Assembly member Kenn Carpenter said he understood the neighbors’ objections about property development but supported most of the sales other than two in north Kenai on the bluff, which is rapidly eroding.

“It’s progress, it happens,” he said. “If it happens the right way, I’m for it. If it’s a big disturbance, tearing up stuff, I think that’s something the borough can look at while the permits are being pulled.”

Assembly member Kelly Cooper proposed an amendment to remove the parcels that people objected to, including the Ciechanski Road area parcel, several parcels in the north Kenai area, Happy Valley and Ninilchik. The amendment passed 6-3, with Carpenter and assembly members Brent Hibbert and Dale Bagley voting against it.

Pierce suggested during the Finance Committee meeting that if the neighbors want to preserve the land rather than see it be sold for development, they should band together and buy it. In answer to a question from Cooper during the assembly meeting, Mueller said the borough does not usually engage in direct land sales to individuals unless they meet specific criteria, such as the land not being useful to anyone else.
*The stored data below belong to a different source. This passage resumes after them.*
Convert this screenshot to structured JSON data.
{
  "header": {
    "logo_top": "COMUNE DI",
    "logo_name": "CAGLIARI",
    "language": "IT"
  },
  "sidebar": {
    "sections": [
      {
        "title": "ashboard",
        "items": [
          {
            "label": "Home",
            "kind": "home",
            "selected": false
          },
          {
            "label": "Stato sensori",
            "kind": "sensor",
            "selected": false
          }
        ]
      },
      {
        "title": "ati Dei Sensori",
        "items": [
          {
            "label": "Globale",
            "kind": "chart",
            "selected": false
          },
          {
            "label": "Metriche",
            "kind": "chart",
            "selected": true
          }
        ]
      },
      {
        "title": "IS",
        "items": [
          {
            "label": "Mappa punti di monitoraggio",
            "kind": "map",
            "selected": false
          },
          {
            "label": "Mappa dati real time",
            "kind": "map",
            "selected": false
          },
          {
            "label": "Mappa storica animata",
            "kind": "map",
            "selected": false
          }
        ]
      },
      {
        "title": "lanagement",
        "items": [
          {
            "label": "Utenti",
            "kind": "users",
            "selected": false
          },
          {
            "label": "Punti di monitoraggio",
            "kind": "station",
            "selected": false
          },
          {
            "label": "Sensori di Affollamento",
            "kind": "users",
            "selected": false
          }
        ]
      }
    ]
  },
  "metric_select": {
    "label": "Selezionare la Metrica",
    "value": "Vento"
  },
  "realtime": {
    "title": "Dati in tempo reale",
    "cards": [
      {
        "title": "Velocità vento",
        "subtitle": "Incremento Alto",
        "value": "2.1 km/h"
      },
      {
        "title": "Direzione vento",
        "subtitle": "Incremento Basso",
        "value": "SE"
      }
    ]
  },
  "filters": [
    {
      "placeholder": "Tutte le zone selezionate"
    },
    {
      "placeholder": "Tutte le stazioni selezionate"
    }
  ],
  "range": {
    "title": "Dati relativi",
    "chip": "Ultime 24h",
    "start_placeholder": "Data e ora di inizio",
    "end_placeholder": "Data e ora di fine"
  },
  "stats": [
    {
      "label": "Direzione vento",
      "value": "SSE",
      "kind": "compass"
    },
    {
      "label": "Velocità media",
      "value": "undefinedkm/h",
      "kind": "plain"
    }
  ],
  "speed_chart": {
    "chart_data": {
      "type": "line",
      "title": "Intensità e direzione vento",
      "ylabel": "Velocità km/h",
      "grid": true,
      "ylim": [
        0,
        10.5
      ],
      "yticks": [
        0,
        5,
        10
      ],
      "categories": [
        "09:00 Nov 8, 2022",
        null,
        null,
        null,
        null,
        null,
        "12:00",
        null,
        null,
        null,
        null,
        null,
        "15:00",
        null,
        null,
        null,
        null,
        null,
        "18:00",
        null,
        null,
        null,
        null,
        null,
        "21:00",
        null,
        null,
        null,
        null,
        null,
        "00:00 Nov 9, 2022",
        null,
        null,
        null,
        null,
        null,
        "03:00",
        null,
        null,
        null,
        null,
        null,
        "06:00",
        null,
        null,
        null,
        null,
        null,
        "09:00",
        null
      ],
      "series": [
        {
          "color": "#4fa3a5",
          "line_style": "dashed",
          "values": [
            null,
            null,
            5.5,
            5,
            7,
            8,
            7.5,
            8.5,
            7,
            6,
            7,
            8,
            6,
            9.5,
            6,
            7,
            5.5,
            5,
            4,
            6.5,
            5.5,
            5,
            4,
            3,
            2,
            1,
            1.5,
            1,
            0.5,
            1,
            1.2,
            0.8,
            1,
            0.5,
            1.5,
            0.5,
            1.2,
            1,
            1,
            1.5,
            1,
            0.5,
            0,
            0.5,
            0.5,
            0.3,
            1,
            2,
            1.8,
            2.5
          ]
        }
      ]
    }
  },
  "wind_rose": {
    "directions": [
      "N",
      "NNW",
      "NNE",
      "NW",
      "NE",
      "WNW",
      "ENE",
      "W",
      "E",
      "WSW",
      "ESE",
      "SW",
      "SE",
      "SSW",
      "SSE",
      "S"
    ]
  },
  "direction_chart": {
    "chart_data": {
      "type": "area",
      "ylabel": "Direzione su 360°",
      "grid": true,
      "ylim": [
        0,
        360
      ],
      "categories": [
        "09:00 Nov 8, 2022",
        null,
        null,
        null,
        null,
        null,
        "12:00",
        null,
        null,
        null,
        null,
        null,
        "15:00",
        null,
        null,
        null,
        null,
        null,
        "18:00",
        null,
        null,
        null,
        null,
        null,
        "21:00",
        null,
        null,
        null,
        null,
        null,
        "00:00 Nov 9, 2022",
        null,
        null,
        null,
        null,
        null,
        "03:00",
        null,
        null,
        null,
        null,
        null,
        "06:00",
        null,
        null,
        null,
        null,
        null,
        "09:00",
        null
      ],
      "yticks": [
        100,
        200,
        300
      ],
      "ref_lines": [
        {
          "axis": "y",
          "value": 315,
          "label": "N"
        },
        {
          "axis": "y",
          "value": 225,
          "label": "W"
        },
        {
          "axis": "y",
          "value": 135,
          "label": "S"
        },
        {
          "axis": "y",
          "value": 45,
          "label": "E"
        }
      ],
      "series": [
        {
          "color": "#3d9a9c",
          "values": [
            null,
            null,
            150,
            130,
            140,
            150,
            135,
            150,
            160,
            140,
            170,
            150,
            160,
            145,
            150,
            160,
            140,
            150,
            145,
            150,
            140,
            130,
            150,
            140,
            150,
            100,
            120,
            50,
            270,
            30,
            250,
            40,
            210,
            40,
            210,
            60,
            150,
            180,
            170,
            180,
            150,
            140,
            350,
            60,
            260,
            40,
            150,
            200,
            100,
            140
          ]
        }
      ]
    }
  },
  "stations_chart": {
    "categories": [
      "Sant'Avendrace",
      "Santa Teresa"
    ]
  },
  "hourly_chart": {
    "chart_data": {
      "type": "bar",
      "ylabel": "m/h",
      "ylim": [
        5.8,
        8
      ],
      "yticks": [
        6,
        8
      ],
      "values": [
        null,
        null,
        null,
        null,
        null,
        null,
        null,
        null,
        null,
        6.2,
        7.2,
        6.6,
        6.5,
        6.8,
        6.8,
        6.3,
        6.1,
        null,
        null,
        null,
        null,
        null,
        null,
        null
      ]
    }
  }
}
“If the property would be generally usable for anybody that could buy it, we move it to the general land sale,” he said.

The proceeds from the sale go into the land trust fund. That particular fund has become an object of interest in the last few months as Borough Mayor Charlie Pierce has proposed withdrawing about $3 million from it to help pay for borough operations in fiscal year 2019. During the assembly’s Finance Committee meeting on April 5, Pierce said the administration is working on a plan for the management of the borough lands and the fund as a priority.

“What I’d like to do is get a budget approved, get a long range plan for revenues in this borough so that we’re all comfortable that we’re going to be able to operate for several years, then let’s work hard to put together some policy,” Pierce said. “(We will) look at our investment policy on all dollars in this borough. We’ve been very, very conservative on the return on our investments and we’ll see how you feel about it.”